Kubernetes lets you control how much CPU and memory each container is guaranteed and allowed to use. This is done through resource requests and limits in the container spec.

Requests vs Limits

Term	Purpose	Scheduler Uses?	Enforced at Runtime?
`requests`	Minimum resources guaranteed to a container	✅ Yes	❌ No
`limits`	Maximum resources a container can use	❌ No	✅ Yes

Requests are used during scheduling. Kubernetes places Pods on nodes that can satisfy their requested resources.
Limits prevent a container from exceeding a set threshold.
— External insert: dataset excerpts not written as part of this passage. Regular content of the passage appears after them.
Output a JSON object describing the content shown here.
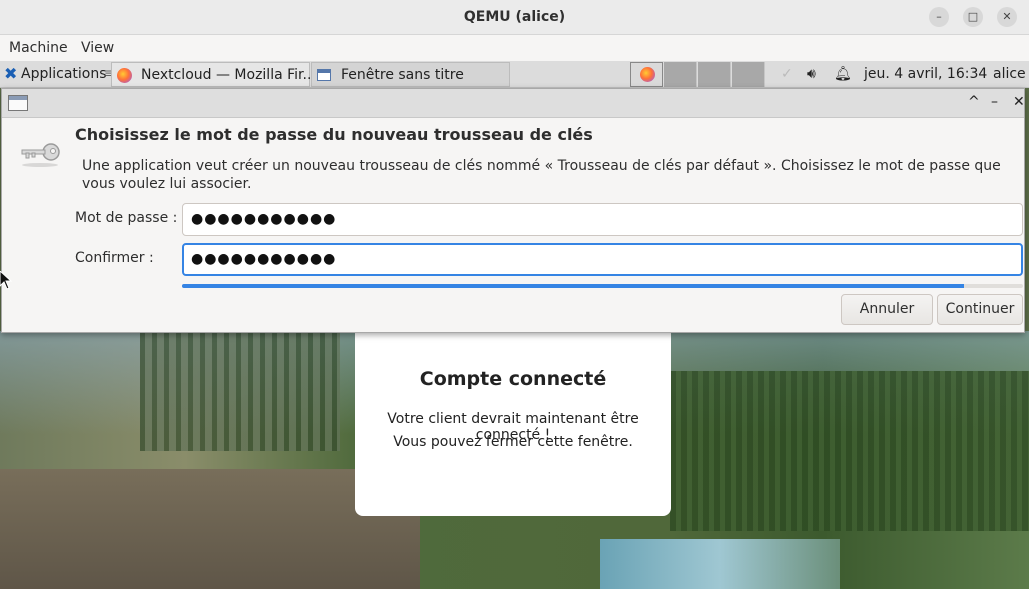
{
  "qemu": {
    "title": "QEMU (alice)",
    "menu": [
      "Machine",
      "View"
    ]
  },
  "panel": {
    "applications_label": "Applications",
    "applications_sep": "≡",
    "tasks": [
      {
        "label": "Nextcloud — Mozilla Fir...",
        "icon": "firefox-icon"
      },
      {
        "label": "Fenêtre sans titre",
        "icon": "window-icon"
      }
    ],
    "clock": "jeu.  4 avril, 16:34",
    "user": "alice"
  },
  "dialog": {
    "heading": "Choisissez le mot de passe du nouveau trousseau de clés",
    "description": "Une application veut créer un nouveau trousseau de clés nommé « Trousseau de clés par défaut ». Choisissez le mot de passe que vous voulez lui associer.",
    "password_label": "Mot de passe :",
    "password_value": "●●●●●●●●●●●",
    "confirm_label": "Confirmer :",
    "confirm_value": "●●●●●●●●●●●",
    "strength_fraction": 0.93,
    "cancel_label": "Annuler",
    "continue_label": "Continuer",
    "icon": "key-icon"
  },
  "card": {
    "title": "Compte connecté",
    "line1": "Votre client devrait maintenant être connecté !",
    "line2": "Vous pouvez fermer cette fenêtre."
  },
  "colors": {
    "accent": "#3584e4"
  }
}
Example: CPU and Memory Settings

resources:
  requests:
    memory: "256Mi"
    cpu: "250m"
  limits:
    memory: "512Mi"
    cpu: "500m"

This guarantees the container gets at least 256Mi and 250 millicores, but it cannot exceed 512Mi or 500 millicores.

Why It Matters

Too low requests → Your Pod may get scheduled on a crowded node and experience performance issues.
No limits → A container can consume all resources and cause noisy neighbor problems.
Too low limits → Can result in OOMKills or throttled CPU.

CPU Behavior

If a container exceeds its CPU limit, it is throttled - not killed.
If you don’t set a limit, the container may consume all available CPU.

Memory Behavior

If memory usage exceeds the limit, the container is killed with an OOMKill (Out of Memory).
Kubernetes does not restart it unless it's part of a higher-level controller (like a Deployment).

Best Practices

Always set both requests and limits - especially for memory.
Set realistic requests to ensure proper scheduling.
Avoid overly restrictive limits unless you're debugging or need to enforce strict control.
Use LimitRanges to enforce defaults and maximums in namespaces.
Monitor Pod and Node usage to tune your settings.
Set realistic requests and limits for every container. This keeps your cluster healthy and prevents resource hogs or accidental outages.

Summary

Requests guarantee a minimum amount of resources for a container.
Limits cap the maximum resources a container can use.
Always set both for predictable, stable workloads.